IDB wants smaller internet access project for Guyana
Jagdeo says lending policies have to change


Stabroek News
April 27, 2001


The Inter-American Development Bank (IDB) is to look again at Guyana's request for funding a US$50 million project for the development of information technology and to provide access to the Internet across the country.

The IDB, according to President Bharrat Jagdeo, had proposed that a smaller project be pursued and was willing to provide a greater sum for the construction of a number of roads, on which he believed that the long-term return would be ten times less than on the Internet project.

President Jagdeo told reporters yesterday at the Office of the President that he had raised the issue at the just concluded Summit of the Americas to illustrate the need for regional institutions to be more responsive to the needs of the smaller countries if they were to be able to be part of the information age. "They have to change their lending policies", President Jagdeo observed.

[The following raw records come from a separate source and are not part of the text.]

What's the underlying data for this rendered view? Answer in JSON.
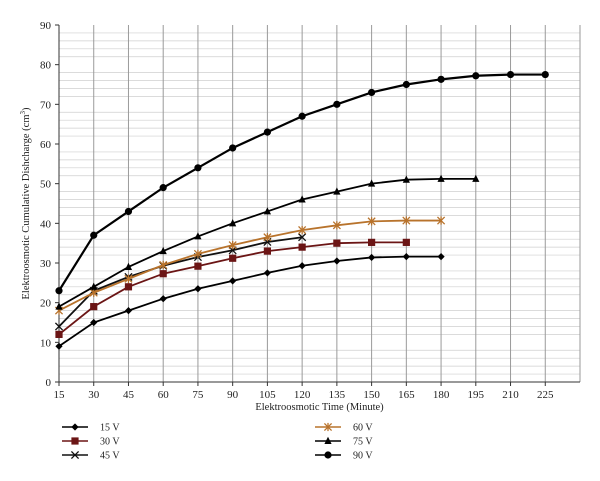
{
  "chart_data": {
    "type": "line",
    "title": "",
    "xlabel": "Elektroosmotic Time (Minute)",
    "ylabel_prefix": "Elektroosmotic Cumulative Dishcharge (cm",
    "ylabel_sup": "3",
    "ylabel_suffix": ")",
    "xlim": [
      15,
      240
    ],
    "ylim": [
      0,
      90
    ],
    "xticks": [
      15,
      30,
      45,
      60,
      75,
      90,
      105,
      120,
      135,
      150,
      165,
      180,
      195,
      210,
      225
    ],
    "yticks": [
      0,
      10,
      20,
      30,
      40,
      50,
      60,
      70,
      80,
      90
    ],
    "grid": "vertical major and horizontal minor gridlines",
    "legend_position": "bottom",
    "series": [
      {
        "name": "15 V",
        "color": "#000000",
        "marker": "diamond",
        "x": [
          15,
          30,
          45,
          60,
          75,
          90,
          105,
          120,
          135,
          150,
          165,
          180
        ],
        "y": [
          9,
          15,
          18,
          21,
          23.5,
          25.5,
          27.5,
          29.3,
          30.5,
          31.4,
          31.6,
          31.6
        ]
      },
      {
        "name": "30 V",
        "color": "#6b1515",
        "marker": "square",
        "x": [
          15,
          30,
          45,
          60,
          75,
          90,
          105,
          120,
          135,
          150,
          165
        ],
        "y": [
          12,
          19,
          24,
          27.3,
          29.2,
          31.2,
          33,
          34,
          35,
          35.2,
          35.2
        ]
      },
      {
        "name": "45 V",
        "color": "#111111",
        "marker": "x",
        "x": [
          15,
          30,
          45,
          60,
          75,
          90,
          105,
          120
        ],
        "y": [
          14,
          23,
          26.5,
          29.3,
          31.5,
          33.2,
          35.3,
          36.5
        ]
      },
      {
        "name": "60 V",
        "color": "#b8732c",
        "marker": "asterisk",
        "x": [
          15,
          30,
          45,
          60,
          75,
          90,
          105,
          120,
          135,
          150,
          165,
          180
        ],
        "y": [
          18,
          22.5,
          26,
          29.5,
          32.3,
          34.5,
          36.5,
          38.3,
          39.5,
          40.5,
          40.7,
          40.7
        ]
      },
      {
        "name": "75 V",
        "color": "#000000",
        "marker": "triangle",
        "x": [
          15,
          30,
          45,
          60,
          75,
          90,
          105,
          120,
          135,
          150,
          165,
          180,
          195
        ],
        "y": [
          19,
          24,
          29,
          33,
          36.7,
          40,
          43,
          46,
          48,
          50,
          51,
          51.2,
          51.2
        ]
      },
      {
        "name": "90 V",
        "color": "#000000",
        "marker": "circle",
        "x": [
          15,
          30,
          45,
          60,
          75,
          90,
          105,
          120,
          135,
          150,
          165,
          180,
          195,
          210,
          225
        ],
        "y": [
          23,
          37,
          43,
          49,
          54,
          59,
          63,
          67,
          70,
          73,
          75,
          76.3,
          77.2,
          77.5,
          77.5
        ]
      }
    ]
  }
}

The project he had proposed, President Jagdeo said, would have established 100 Internet centres around the country, provided access for some 50,000 families to the Internet and a computer for every school. "I think that would have had a transforming effect not just in integrating us greater with the world and creating greater opportunities but also in the development of people."

But President Jagdeo said that the IDB, in its wisdom, wanted a much smaller project and to lend a larger sum for building roads. "If I put the money in roads or the same amount in information technology the return on information technology in developing people's capacity would be ten times greater than on the investment in roads."

He disclosed that the IDB president Enrique Iglesias had been very unhappy about the matter and was prepared to review the issue when he visited Washington DC next month to speak to the multilateral financial institutions.

President Jagdeo said that an area discussed at the summit, in the context of connecting the Americas, was the need for the creation of an enabling environment.

"It is not just putting the computers down. It is creating the right policies to develop connectivity and it is also important that we have access to telephone lines [which] is very important for our people to integrate with the rest of the world."

The President observed that since there was this strong emphasis on interlinking he hoped that "a policy conducive to the development of connectivity in the Americas would be developed in relation to the continuation of monopolies in the telecommunications sector in some countries.

"There must be a liberalisation; there must be competition so that more people could have access to phones at a cheaper rate," President Jagdeo emphasised.